El anillo de compromiso de JLo ha dado mucho juego a la prensa rosa. Este solitario, de corte Asscher, tiene 8,5 quilates y solo se puede comparar con otras piezas que lucieron antaño personajes tan importantes como Elizabeth Taylor, Grace Kelly o Lady Di.
Además, la prensa descubrió la crisis entre Jenny y Marc cuando ésta se quitó su preciada joya el pasado mes de julio para asistir a una cena organizada por los duques de Cambridge.
Para satisfacer a su nueva conquista, el bailarín Casper Smart, la diva también tirará a la basura todas las fotografías que recuerdan su último matrimonio. “Cuando ella cambia, cambia con todo”, afirma una fuente al citado diario.

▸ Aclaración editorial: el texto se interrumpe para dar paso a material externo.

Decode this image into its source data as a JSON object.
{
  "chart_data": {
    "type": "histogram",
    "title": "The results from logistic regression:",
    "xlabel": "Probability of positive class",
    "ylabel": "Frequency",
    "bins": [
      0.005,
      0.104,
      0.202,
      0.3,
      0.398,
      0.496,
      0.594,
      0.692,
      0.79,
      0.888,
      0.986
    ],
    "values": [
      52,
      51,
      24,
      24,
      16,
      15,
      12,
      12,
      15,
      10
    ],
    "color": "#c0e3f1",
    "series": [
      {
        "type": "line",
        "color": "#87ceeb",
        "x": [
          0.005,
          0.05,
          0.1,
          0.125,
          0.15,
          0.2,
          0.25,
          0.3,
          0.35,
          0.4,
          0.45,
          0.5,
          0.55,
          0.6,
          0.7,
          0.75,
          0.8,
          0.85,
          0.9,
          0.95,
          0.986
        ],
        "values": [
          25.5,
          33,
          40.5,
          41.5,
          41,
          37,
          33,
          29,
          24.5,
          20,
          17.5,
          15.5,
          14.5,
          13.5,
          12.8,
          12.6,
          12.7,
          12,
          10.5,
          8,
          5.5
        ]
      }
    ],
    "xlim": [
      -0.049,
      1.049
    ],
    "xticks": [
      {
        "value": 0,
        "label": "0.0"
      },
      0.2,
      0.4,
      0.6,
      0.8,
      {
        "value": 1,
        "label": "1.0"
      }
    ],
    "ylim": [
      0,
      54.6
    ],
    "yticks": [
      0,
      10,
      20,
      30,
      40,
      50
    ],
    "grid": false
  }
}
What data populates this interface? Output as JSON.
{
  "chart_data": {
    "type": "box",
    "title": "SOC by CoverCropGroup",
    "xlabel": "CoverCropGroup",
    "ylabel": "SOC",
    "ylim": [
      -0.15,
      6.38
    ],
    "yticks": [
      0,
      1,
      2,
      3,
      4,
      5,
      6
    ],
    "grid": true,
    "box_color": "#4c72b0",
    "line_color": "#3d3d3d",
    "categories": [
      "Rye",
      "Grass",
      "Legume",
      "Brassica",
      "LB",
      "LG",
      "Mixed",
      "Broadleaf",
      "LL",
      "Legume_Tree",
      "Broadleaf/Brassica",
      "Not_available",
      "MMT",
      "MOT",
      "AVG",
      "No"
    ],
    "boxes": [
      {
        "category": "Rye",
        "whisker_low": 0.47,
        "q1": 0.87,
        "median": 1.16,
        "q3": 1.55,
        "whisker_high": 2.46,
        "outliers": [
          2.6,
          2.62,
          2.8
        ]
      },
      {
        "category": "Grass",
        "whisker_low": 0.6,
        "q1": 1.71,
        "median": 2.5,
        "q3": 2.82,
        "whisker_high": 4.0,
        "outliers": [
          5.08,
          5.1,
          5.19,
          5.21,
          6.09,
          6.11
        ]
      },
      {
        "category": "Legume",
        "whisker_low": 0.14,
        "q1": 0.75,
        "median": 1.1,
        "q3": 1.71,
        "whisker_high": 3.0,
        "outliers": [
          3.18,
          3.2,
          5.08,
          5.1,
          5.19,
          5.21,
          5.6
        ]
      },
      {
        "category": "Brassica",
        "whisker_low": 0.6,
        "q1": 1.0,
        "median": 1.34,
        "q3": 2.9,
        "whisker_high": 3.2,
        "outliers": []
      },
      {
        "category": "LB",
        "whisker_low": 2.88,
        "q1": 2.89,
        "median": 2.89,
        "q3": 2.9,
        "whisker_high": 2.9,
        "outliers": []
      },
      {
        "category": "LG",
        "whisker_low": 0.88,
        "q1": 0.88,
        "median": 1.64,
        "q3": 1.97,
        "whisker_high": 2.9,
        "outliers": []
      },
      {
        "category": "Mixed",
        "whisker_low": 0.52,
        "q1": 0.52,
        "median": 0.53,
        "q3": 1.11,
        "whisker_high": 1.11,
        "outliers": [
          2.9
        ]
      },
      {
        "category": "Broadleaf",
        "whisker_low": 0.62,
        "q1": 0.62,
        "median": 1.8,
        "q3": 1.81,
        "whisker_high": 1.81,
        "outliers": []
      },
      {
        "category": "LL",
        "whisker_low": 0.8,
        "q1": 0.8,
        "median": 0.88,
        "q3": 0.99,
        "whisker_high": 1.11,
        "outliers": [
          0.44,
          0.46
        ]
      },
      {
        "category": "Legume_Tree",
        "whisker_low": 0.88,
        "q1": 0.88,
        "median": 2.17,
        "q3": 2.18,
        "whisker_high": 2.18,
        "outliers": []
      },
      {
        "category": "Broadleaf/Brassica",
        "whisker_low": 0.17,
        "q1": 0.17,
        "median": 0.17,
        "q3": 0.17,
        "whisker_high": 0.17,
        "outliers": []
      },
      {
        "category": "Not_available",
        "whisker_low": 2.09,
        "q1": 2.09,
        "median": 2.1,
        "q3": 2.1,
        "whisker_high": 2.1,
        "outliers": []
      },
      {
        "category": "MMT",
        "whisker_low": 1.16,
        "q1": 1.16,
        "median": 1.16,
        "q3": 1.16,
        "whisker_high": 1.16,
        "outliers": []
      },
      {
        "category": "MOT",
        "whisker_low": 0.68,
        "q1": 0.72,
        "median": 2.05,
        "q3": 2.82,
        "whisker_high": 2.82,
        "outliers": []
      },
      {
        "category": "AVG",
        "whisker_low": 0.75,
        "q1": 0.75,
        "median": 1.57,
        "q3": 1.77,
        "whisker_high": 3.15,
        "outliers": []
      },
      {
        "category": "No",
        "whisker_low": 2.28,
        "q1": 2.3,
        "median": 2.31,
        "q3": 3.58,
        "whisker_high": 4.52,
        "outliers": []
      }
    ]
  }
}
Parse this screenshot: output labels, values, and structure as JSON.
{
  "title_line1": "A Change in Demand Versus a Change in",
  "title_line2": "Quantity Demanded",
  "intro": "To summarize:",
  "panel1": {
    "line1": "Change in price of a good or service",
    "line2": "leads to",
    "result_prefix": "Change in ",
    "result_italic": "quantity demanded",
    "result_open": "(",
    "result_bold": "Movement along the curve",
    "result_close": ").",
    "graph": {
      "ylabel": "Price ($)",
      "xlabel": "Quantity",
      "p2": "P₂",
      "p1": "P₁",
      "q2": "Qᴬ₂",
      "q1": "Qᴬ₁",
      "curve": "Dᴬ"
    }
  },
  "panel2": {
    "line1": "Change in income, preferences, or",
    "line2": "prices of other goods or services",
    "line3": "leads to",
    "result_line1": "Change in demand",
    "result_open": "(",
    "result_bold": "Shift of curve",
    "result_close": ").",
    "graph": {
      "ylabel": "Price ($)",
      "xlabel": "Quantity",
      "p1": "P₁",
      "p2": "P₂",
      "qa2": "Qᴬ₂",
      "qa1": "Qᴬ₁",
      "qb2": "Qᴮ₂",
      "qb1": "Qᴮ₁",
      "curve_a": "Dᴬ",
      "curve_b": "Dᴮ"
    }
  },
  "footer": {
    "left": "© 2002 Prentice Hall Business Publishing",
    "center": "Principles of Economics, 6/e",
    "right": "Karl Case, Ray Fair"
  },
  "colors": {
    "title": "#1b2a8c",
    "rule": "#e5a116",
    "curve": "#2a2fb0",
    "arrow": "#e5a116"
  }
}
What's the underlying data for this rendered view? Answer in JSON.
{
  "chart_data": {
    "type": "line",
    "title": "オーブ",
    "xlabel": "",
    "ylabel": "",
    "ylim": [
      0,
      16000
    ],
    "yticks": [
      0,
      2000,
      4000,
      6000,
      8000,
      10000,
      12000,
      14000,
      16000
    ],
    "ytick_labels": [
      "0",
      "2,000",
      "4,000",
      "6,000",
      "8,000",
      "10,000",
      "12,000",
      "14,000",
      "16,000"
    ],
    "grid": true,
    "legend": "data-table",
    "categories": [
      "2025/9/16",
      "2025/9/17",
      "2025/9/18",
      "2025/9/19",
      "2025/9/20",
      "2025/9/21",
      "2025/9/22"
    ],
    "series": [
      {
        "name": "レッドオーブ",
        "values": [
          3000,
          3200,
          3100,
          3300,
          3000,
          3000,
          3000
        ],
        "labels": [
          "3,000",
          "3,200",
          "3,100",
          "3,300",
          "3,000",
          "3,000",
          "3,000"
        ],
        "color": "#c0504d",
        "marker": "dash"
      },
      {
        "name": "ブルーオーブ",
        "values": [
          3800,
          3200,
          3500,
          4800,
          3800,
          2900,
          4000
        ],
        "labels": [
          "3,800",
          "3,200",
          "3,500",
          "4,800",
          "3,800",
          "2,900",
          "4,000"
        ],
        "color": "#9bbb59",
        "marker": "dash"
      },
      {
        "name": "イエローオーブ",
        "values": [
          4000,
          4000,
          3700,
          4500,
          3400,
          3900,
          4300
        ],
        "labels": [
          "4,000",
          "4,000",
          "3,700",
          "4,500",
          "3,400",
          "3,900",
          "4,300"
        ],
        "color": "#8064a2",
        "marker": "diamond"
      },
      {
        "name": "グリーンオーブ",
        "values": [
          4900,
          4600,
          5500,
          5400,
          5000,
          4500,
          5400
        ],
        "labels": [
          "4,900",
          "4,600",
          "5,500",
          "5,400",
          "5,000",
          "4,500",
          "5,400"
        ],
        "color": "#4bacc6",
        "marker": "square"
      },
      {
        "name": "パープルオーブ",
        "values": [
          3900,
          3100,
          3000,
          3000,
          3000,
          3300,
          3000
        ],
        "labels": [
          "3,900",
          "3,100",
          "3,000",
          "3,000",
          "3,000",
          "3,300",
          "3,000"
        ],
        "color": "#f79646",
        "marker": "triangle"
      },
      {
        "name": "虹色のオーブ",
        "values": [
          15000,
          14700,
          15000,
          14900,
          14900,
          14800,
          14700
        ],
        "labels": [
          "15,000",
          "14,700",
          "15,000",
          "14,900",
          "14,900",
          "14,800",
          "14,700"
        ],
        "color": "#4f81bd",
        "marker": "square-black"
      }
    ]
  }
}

Los más allegados a JLo conocen bien este “modus operandi”. En su casa no hay regalos ni de sus otros dos exmaridos, Ojani Noa y Cris Judd, ni tampoco de sus novios más duraderos, P. Diddy y Ben Affleck.

A LA GRESCA CON MARC
El portal Radar Online asegura que Jennifer López y Marc Anthony no se pueden ni ver, a pesar de que estén grabando juntos el talent-show “¡QViva! The Chosen”.
Al parecer, Anthony no quiere que Casper cuide de sus gemelos, Emme y Max. No es de extrañar, el chico tiene antecedentes legales por conducción temeraria. ¿Quién dejaría a sus hijos con semejante kamikaze?